Eine Stadt und ihre Geheimnisse

Treffsichere Bogenschützen vor der Stadtkirche: Paul Huck (li., Moya Firgens (Mitte) und Michael Stiller. Fotos: Triesch

Wolfhagen. Vielleicht lag es an den hochsommerlichen Temperaturen, dass trotz des vielfältigen Programms nur wenige Besucher am Samstag den Weg in die Wolfhager Innenstadt fanden.

Dabei hätte sich beim Entdecker-Wochenende die Möglichkeit geboten, viele Geheimnisse Wolfhagens zu lüften. Die Veranstalter ließen sich jedoch von dem zunächst ausbleibenden Ansturm nicht entmutigen.

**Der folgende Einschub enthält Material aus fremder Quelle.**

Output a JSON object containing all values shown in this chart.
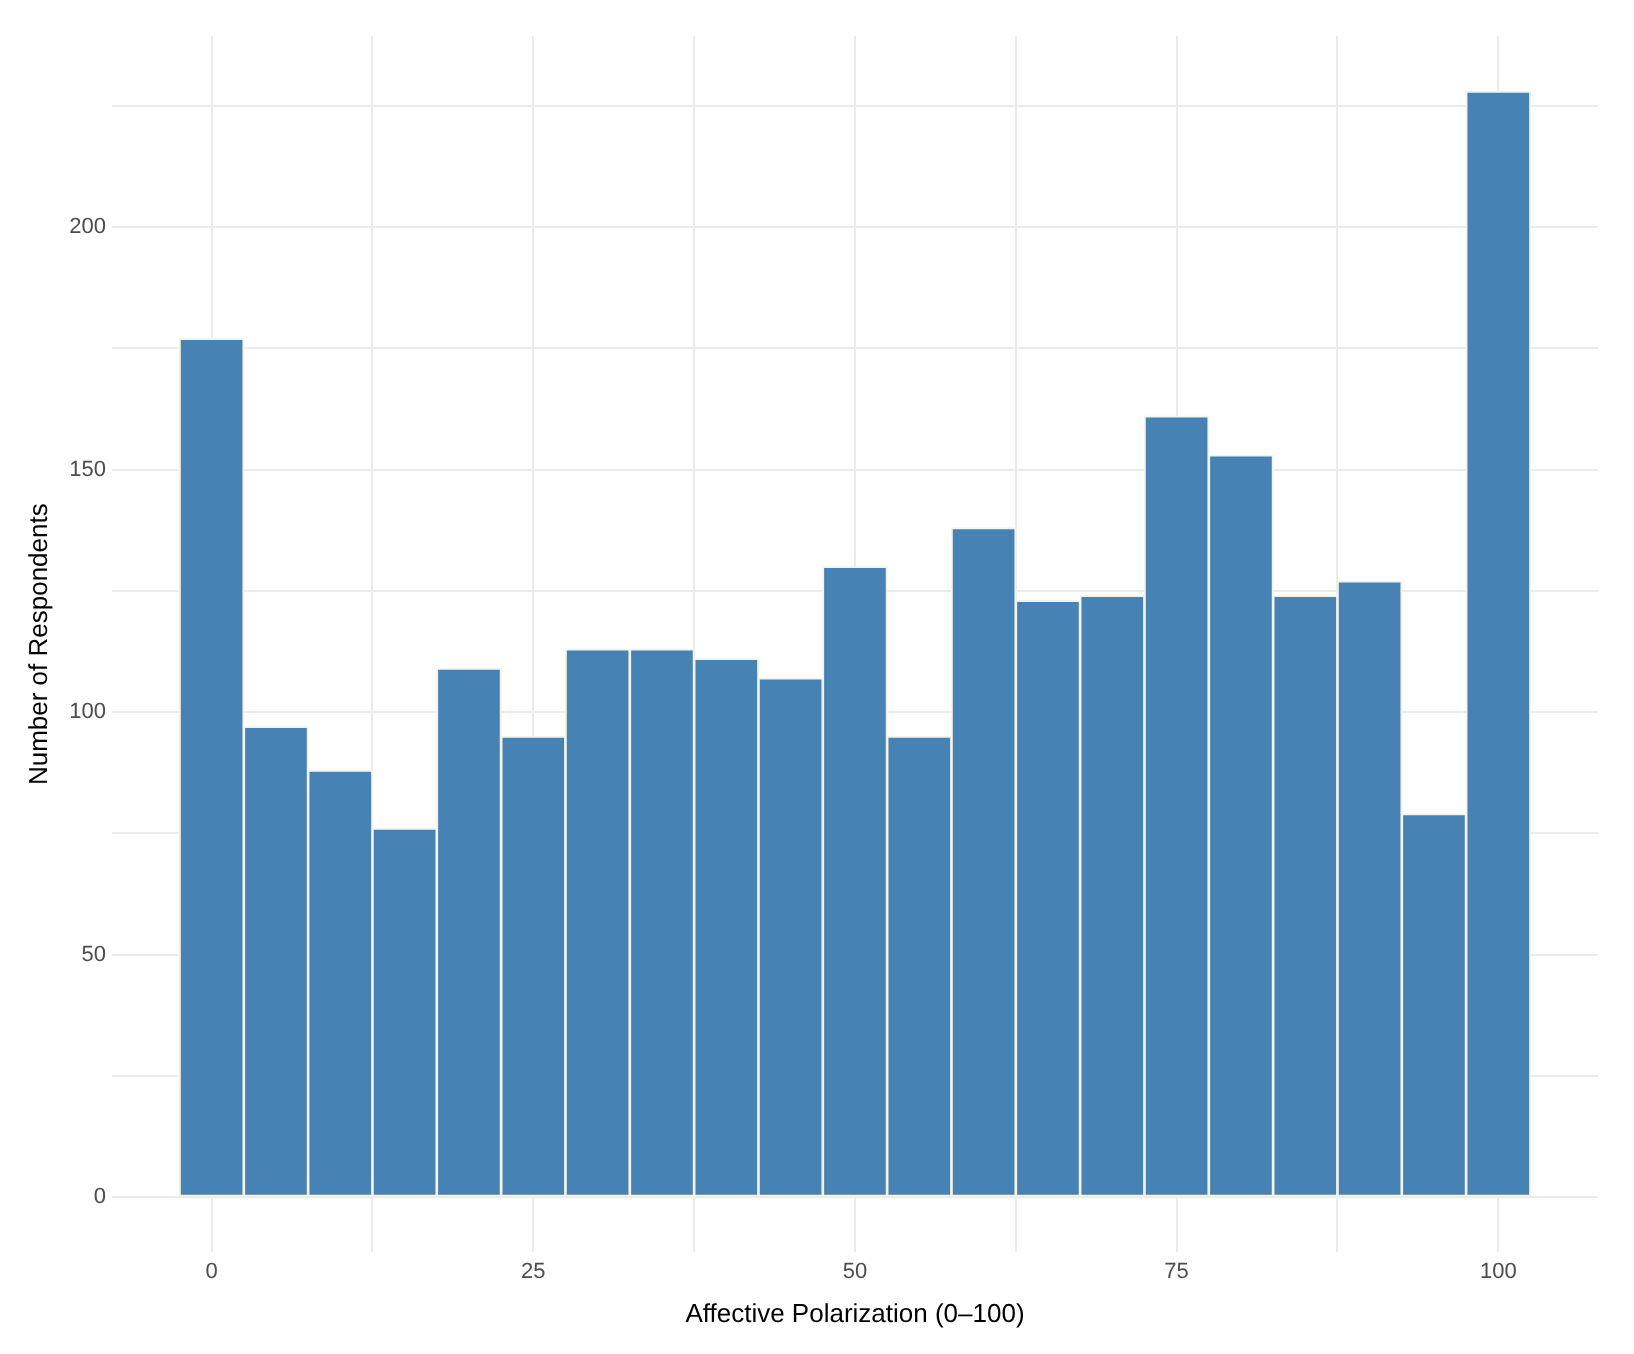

Unter dem Motto „Geheimnisvolles Wolfhagen“ lockten der Burgkeller, der Rittersaal und das Regionalmuseum zu einer Zeitreise in die alten Gemäuer. Der prachtvoll geschmückte Rittersaal wurde nur von den beiden mittelalterlich gewandeten Burgdamen Silvana Sälzer und Anita Maßmann an Glanz übertroffen. Mit Informationen über die Geschichte der Burg führten sie Gäste durch die Anlage.

Auch über den Burgkeller gab es Spannendes aus den verschiedenen Epochen seiner Nutzung zu erfahren. „Der Keller und die dazu gehörige Anlage haben möglicherweise schon vor der Stadtgründung Wolfhagens bestanden“, sagt Horst Röhling vom Heimat- und Geschichtsverein. „Jedenfalls wurde er seit dem 19. Jahrhundert als Obst- und Lagerkeller verwendet und ab 1941 zum Luftschutzraum ausgebaut.“ So kann sich Hermann Finke aus Wolfhagen noch gut daran erinnern, wie er als Kind während des Zweiten Weltkrieges im Keller Unterschlupf fand.

Auch der Wolfhager Autor Bernd Klinkhardt weiß einiges über die Geschichte der Burganlage zu berichten. Im Zeughaus erläutert er anhand eines maßstabsgetreuen Modells von Wolfhagen dessen städtebaulichen Besonderheiten.

Historische Buchpresse

Ein paar Meter weiter wurde in der Stadtkirche Geschichte zum Anfassen geboten. Die Besucher konnten unter Anleitung von Kerstin Nordmeier den Buchdruck wie zu Zeiten Johannes Gutenbergs auf einer historischen Druckerpresse selbst anwenden. Sämtliche Schritte wurden erläutert und man durfte sich das Ergebnis der Arbeit als Andenken mitnehmen. Weniger „fortschrittlich“ ging es an der Nachbarstation zu, wo sich die Gäste mit Schreibfedern in Kalligraphie und Schönschrift üben konnten.

Vor der Stadtkirche ließen sich Klein und Groß zu Bogenschützen ausbilden, mit gepolsterten Pfeilen schossen sie auf hölzerne Ritter. Nebenbei stellten sich alte Handwerksberufe, wie der Schmied und der Seiler vor. Auf dem Kirchplatz wurde ein großer Buchflohmarkt veranstaltet.

Für die Cineasten war ebenfalls gesorgt: So eröffnete das Museum für Film und Videotechnik im Kulturladen. Zu bestaunen gibt es neben zahlreichen Exponaten, den noch funktionstüchtigen Filmprojektor des Wolfhager Kinos, der dort von 1949 an im Einsatz war und erst im Jahre 2011 von digitaler Technik abgelöst wurde.